The Exigent Duality
Sony PSP - 20:38 CST, 1/08/07 (Sniper)
I've been hearing so many people state their boundless love for their Nintendo DS that I thought it time to articulate feelings for the handheld of my choice, the Sony PSP.

As far back as 1996 you could make these observations: the Nintendo 64 had an analog stick, the PC could render Quake with 32-bit color and OpenGL, 3DO developers had 650 megabytes of space to utilize, and Sony's large, beautiful Trinitron CRTs provided the most gorgeous pictures ever to grace a display screen. Meanwhile, handheld video game systems shared more in common with calculators than video game systems.

About the time the Neo Geo Pocket Color came out in 1999, a certain malcontent gamer (which was me, btw) had a vision. He recalls telling his father, "Someone should make a cd-based handheld. Imagine, it could do Redbook cd audio, games could have voice acting, have high resolution textures!
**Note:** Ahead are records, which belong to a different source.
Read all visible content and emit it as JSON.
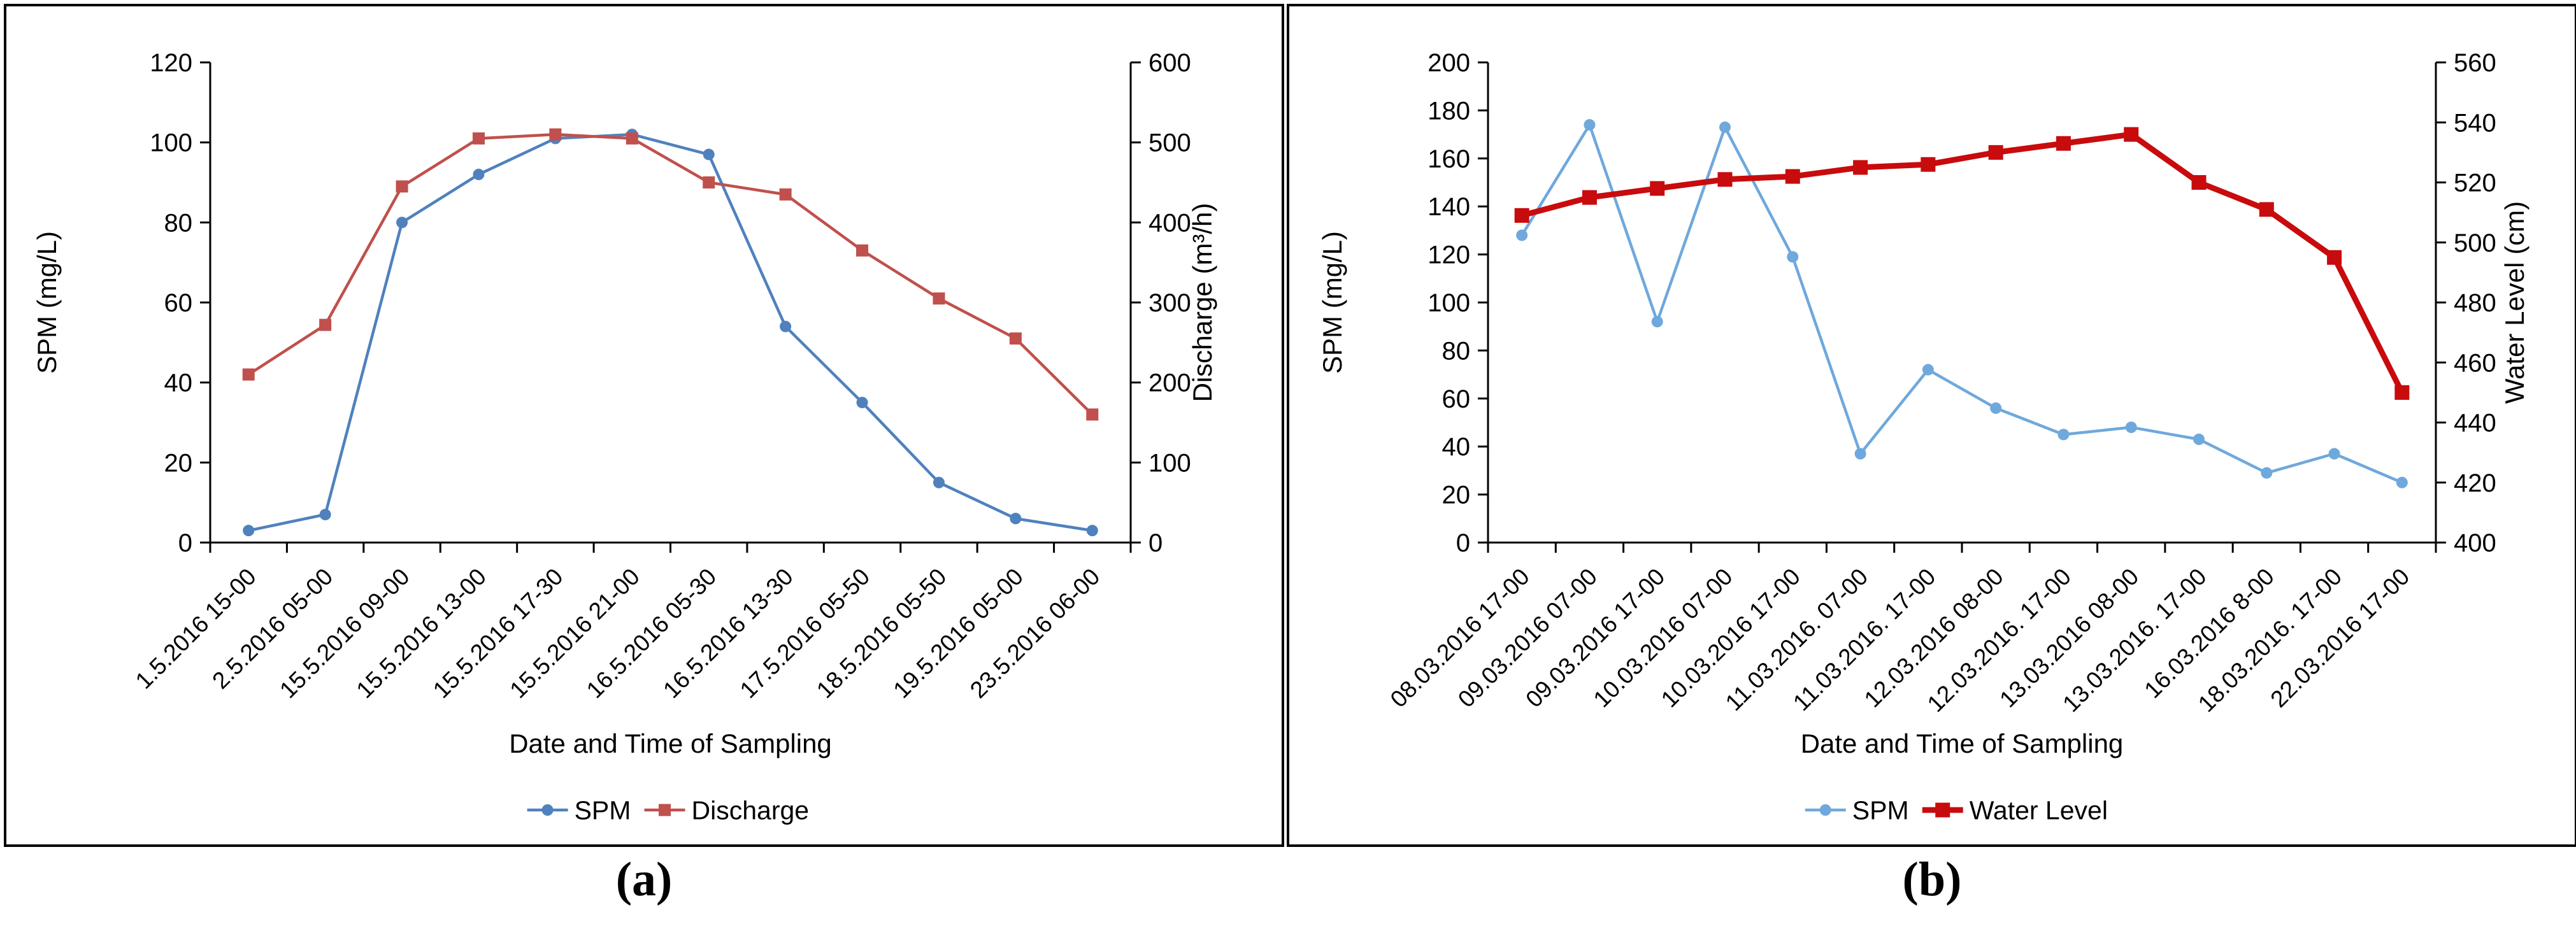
{
  "chart_data": [
    {
      "id": "a",
      "type": "line",
      "caption": "(a)",
      "x_title": "Date and Time of Sampling",
      "y_left": {
        "title": "SPM (mg/L)",
        "min": 0,
        "max": 120,
        "step": 20
      },
      "y_right": {
        "title": "Discharge (m³/h)",
        "min": 0,
        "max": 600,
        "step": 100
      },
      "categories": [
        "1.5.2016 15-00",
        "2.5.2016 05-00",
        "15.5.2016 09-00",
        "15.5.2016 13-00",
        "15.5.2016 17-30",
        "15.5.2016 21-00",
        "16.5.2016 05-30",
        "16.5.2016 13-30",
        "17.5.2016 05-50",
        "18.5.2016 05-50",
        "19.5.2016 05-00",
        "23.5.2016 06-00"
      ],
      "series": [
        {
          "name": "SPM",
          "axis": "left",
          "color": "#4f81bd",
          "marker": "circle",
          "values": [
            3,
            7,
            80,
            92,
            101,
            102,
            97,
            54,
            35,
            15,
            6,
            3
          ]
        },
        {
          "name": "Discharge",
          "axis": "right",
          "color": "#c0504d",
          "marker": "square",
          "values": [
            210,
            272,
            445,
            505,
            510,
            505,
            450,
            435,
            365,
            305,
            255,
            160
          ]
        }
      ],
      "legend_position": "bottom",
      "grid": "off"
    },
    {
      "id": "b",
      "type": "line",
      "caption": "(b)",
      "x_title": "Date and Time of Sampling",
      "y_left": {
        "title": "SPM (mg/L)",
        "min": 0,
        "max": 200,
        "step": 20
      },
      "y_right": {
        "title": "Water Level (cm)",
        "min": 400,
        "max": 560,
        "step": 20
      },
      "categories": [
        "08.03.2016 17-00",
        "09.03.2016 07-00",
        "09.03.2016 17-00",
        "10.03.2016 07-00",
        "10.03.2016 17-00",
        "11.03.2016. 07-00",
        "11.03.2016. 17-00",
        "12.03.2016 08-00",
        "12.03.2016. 17-00",
        "13.03.2016 08-00",
        "13.03.2016. 17-00",
        "16.03.2016 8-00",
        "18.03.2016. 17-00",
        "22.03.2016 17-00"
      ],
      "series": [
        {
          "name": "SPM",
          "axis": "left",
          "color": "#6fa8dc",
          "marker": "circle",
          "values": [
            128,
            174,
            92,
            173,
            119,
            37,
            72,
            56,
            45,
            48,
            43,
            29,
            37,
            25
          ]
        },
        {
          "name": "Water Level",
          "axis": "right",
          "color": "#c80b0d",
          "marker": "square",
          "values": [
            509,
            515,
            518,
            521,
            522,
            525,
            526,
            530,
            533,
            536,
            520,
            511,
            495,
            450
          ]
        }
      ],
      "legend_position": "bottom",
      "grid": "off"
    }
  ]
}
Then imagine if it had stereo speakers and this huge screen. Oh! Oh! And they could give it an analog stick! Wouldn't that be unbelievable?" His excitement grew further as he exclaimed, "And what if it had a 3d accelerator! I would buy something like that in a single heart beat!"

I held onto this dream, this image of the absolutely perfect handheld for years. I held on this dream until, in 2004, Sony unveiled their new handheld to the world; it was everything I had ever envisioned! It supported a cd format that could hold 1.8 gig worth of data, it had an analog stick, a powerful GPU, a gigantic 16:9 display, stereo speakers, and even 802.11b! Not only that, but it was, bar-none, the sexiest piece of electronics I had ever seen, and have yet seen to this day.

I have spent hundreds of hours already with Sony's masterpiece in my hands. It debuted with a great port of my favorite 3d platformer of all time, Ape Escape, featured an unbelievable adaptation of the amazing Winning Eleven franchise, and introduced me to digital crack in the form of Metal Gear Acid, a combination of Metal Gear, Magic the Gathering, and Pathway to Glory. And now, I can't seem to pry myself away from the likes of Valkyrie Profile: Lenneth, Loco Roco, and Metal Gear Portable Ops.

I don't doubt that the Nintendo DS is a fun device. But in my estimation, its Fisher Price appearance and primitive N-Gage style visuals will never live up to my dream-came-reality, the Sony PSP. Perhaps no other handheld ever will.